Die schockierenden Zahlen: Du bist definitiv nicht allein

Hier kommt die gute Nachricht, die gleichzeitig ziemlich erschreckend ist: Fast jeder kennt dieses Gefühl. Die Forschung zeigt eine riesige Bandbreite – je nach Studie und Zielgruppe sind zwischen 9 und 82 Prozent der Menschen irgendwann in ihrer Karriere davon betroffen. Diese krassen Unterschiede entstehen, weil verschiedene Studien unterschiedliche Definitionen und Messmethoden verwenden, aber die Grundaussage bleibt: Du bist nicht allein mit diesem Mist.

Eine KPMG-Studie aus dem Jahr 2022 fand heraus, dass satte 75 Prozent aller weiblichen Führungskräfte irgendwann in ihrer Karriere unter dem Impostor-Syndrom gelitten haben. Aber auch die Männer bleiben nicht verschont – die zeigen es nur seltener nach außen, weil sie denken, das gehört sich nicht.

Besonders heftig wird es in bestimmten Branchen: Eine aktuelle Studie zeigte, dass 60 Prozent der Befragten aus Medien, PR und Marketing regelmäßig unter Impostor-Gefühlen leiden.
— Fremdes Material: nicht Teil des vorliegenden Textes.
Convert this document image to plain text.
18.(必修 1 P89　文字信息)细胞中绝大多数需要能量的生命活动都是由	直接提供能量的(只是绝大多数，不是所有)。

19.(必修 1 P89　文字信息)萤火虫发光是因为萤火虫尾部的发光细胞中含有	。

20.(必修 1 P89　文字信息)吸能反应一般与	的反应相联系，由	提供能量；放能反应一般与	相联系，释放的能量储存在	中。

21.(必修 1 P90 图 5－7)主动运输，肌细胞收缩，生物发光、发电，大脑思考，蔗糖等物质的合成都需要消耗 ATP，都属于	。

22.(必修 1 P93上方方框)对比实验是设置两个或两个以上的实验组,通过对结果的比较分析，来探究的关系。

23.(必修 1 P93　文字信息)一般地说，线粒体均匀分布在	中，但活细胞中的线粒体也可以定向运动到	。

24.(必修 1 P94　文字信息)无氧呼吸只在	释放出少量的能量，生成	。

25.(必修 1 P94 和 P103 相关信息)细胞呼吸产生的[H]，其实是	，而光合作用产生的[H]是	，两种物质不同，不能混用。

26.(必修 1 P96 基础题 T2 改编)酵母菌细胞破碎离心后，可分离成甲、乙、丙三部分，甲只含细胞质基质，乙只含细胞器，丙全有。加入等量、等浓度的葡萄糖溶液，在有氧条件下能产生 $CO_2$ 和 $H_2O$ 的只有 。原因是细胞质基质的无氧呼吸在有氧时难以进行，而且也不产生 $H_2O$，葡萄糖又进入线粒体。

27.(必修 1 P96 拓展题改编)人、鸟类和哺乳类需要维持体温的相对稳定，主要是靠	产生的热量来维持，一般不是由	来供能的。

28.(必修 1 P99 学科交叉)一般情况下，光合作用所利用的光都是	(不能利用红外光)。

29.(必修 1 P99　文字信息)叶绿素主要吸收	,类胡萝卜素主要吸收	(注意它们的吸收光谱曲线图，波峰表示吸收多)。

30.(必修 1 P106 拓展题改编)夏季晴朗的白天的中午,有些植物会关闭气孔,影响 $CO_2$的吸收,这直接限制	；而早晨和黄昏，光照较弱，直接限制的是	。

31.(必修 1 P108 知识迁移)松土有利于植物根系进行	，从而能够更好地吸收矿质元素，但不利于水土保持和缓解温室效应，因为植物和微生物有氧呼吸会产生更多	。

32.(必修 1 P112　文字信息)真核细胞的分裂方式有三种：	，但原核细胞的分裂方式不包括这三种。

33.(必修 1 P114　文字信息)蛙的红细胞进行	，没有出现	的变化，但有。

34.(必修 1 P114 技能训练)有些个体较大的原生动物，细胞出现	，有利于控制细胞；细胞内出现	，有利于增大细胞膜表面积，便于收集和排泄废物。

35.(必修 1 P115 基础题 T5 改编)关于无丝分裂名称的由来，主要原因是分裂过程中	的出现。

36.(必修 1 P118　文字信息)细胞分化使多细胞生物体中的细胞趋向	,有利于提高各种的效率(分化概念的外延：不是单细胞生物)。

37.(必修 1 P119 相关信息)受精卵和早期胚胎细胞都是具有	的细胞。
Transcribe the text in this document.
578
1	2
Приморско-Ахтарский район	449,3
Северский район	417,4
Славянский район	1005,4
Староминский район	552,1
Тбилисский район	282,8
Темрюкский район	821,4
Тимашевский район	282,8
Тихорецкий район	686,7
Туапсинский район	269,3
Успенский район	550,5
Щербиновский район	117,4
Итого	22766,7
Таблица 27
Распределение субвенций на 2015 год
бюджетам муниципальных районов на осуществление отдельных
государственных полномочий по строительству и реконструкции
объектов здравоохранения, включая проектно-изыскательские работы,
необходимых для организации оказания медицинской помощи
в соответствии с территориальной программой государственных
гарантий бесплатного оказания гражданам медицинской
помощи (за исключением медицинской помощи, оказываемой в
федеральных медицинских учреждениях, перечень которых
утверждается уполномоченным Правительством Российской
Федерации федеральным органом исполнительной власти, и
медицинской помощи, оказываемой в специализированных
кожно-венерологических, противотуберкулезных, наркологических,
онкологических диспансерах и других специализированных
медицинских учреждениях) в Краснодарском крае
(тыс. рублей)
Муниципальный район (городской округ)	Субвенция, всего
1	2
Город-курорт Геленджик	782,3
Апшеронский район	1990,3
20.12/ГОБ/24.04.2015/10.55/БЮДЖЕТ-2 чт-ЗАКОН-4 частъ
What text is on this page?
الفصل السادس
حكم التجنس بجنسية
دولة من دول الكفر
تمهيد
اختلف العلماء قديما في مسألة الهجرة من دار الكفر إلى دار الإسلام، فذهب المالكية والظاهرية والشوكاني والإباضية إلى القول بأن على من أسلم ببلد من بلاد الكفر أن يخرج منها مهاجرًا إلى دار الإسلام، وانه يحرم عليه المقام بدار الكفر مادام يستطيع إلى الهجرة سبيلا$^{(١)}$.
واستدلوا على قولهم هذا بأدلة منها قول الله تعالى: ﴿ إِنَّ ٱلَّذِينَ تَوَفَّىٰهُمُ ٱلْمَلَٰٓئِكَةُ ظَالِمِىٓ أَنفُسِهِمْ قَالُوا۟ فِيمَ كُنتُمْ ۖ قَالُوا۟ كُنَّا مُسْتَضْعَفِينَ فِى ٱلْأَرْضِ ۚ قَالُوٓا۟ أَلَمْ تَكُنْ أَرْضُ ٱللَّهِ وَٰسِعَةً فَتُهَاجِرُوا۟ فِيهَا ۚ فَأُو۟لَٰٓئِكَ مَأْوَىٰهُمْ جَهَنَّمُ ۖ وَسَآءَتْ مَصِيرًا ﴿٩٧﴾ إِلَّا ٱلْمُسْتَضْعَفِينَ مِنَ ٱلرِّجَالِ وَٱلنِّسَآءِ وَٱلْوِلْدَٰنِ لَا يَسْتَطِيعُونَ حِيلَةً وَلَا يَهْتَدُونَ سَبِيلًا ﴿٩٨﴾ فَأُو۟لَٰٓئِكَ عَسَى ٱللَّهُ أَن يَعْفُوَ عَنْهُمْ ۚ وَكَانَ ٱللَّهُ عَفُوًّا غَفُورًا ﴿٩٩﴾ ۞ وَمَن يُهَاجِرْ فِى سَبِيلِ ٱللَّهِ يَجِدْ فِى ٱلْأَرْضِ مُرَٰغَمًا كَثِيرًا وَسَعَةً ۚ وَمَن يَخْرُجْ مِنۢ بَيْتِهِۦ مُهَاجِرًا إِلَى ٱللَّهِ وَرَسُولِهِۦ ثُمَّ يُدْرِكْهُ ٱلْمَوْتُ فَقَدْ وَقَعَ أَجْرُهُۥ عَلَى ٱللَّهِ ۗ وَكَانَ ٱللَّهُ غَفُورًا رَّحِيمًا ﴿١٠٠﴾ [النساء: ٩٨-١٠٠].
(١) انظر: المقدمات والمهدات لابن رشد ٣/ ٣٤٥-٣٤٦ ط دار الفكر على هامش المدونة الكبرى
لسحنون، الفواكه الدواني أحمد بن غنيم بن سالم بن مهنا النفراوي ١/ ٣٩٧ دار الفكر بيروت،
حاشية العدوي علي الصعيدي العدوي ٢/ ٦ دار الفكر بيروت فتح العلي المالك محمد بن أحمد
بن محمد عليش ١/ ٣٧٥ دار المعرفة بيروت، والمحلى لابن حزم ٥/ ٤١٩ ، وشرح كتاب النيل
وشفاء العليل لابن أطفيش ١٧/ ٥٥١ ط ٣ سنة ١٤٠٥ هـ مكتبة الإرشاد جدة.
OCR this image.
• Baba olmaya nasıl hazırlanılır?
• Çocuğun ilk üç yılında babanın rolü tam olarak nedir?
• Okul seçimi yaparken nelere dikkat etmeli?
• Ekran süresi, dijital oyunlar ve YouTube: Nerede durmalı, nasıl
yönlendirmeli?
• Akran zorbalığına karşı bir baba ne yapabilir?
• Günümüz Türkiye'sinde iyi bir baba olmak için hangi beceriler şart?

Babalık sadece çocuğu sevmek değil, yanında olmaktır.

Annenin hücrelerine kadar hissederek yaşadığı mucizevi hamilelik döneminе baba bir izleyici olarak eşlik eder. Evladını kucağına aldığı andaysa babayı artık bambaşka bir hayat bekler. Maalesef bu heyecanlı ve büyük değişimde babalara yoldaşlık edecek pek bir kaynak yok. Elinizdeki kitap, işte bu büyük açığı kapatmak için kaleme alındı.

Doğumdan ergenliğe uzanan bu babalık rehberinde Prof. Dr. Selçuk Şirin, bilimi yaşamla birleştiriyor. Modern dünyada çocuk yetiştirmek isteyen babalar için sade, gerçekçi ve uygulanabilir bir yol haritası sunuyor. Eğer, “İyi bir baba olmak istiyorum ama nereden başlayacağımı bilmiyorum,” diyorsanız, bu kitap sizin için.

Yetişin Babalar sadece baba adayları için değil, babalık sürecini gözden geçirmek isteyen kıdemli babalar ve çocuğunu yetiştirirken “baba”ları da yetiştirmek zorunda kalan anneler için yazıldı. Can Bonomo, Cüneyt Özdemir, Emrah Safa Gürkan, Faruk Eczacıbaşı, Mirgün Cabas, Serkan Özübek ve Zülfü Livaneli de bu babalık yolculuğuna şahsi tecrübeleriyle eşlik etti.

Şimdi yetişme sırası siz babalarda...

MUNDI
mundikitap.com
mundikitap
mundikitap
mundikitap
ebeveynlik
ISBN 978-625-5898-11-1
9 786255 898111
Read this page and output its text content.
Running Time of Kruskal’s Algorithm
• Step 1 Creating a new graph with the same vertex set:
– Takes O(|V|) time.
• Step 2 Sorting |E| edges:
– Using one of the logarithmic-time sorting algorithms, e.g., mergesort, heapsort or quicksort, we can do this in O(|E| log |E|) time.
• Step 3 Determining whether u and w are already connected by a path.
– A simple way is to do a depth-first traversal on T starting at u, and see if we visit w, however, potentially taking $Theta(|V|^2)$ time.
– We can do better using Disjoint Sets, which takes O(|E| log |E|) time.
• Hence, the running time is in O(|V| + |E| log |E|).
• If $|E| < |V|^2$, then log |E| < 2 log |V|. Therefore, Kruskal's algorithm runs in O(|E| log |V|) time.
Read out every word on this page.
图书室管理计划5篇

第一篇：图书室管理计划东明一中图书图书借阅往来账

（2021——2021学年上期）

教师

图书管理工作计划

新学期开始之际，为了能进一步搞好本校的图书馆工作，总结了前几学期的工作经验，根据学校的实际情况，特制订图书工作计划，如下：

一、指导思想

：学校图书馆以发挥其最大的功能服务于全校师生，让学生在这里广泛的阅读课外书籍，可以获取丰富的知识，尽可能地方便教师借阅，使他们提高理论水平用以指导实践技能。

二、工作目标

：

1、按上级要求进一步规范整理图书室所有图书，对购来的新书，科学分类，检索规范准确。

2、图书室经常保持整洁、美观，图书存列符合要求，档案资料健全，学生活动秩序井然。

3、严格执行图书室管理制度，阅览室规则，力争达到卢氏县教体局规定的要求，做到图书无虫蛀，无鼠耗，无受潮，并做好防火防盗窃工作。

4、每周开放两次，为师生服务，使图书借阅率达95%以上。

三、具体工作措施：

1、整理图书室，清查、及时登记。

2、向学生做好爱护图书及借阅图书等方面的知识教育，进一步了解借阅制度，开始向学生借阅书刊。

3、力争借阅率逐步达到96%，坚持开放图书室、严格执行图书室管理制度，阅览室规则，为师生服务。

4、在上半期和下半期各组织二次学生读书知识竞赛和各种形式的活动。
Für die Hälfte von ihnen wirkt das Syndrom wie eine echte Karrierebremse. Das ist, als würde die Hälfte aller Rennfahrer permanent mit angezogener Handbremse fahren!

Die fiesen Symptome: Erkennst du dich wieder?

Das Impostor-Syndrom tarnt sich perfekt als „normale“ Bescheidenheit, aber es ist viel gemeiner. Der Glück-Reflex lässt dich jeden Erfolg auf Glück, perfektes Timing oder die richtige Konstellation der Planeten zurückführen – nur nicht auf deine eigenen Fähigkeiten. Dazu kommt Perfektionismus auf Crack: Du arbeitest dreimal so lange an Projekten, weil sie „noch nicht gut genug“ sind, während andere längst zufrieden wären.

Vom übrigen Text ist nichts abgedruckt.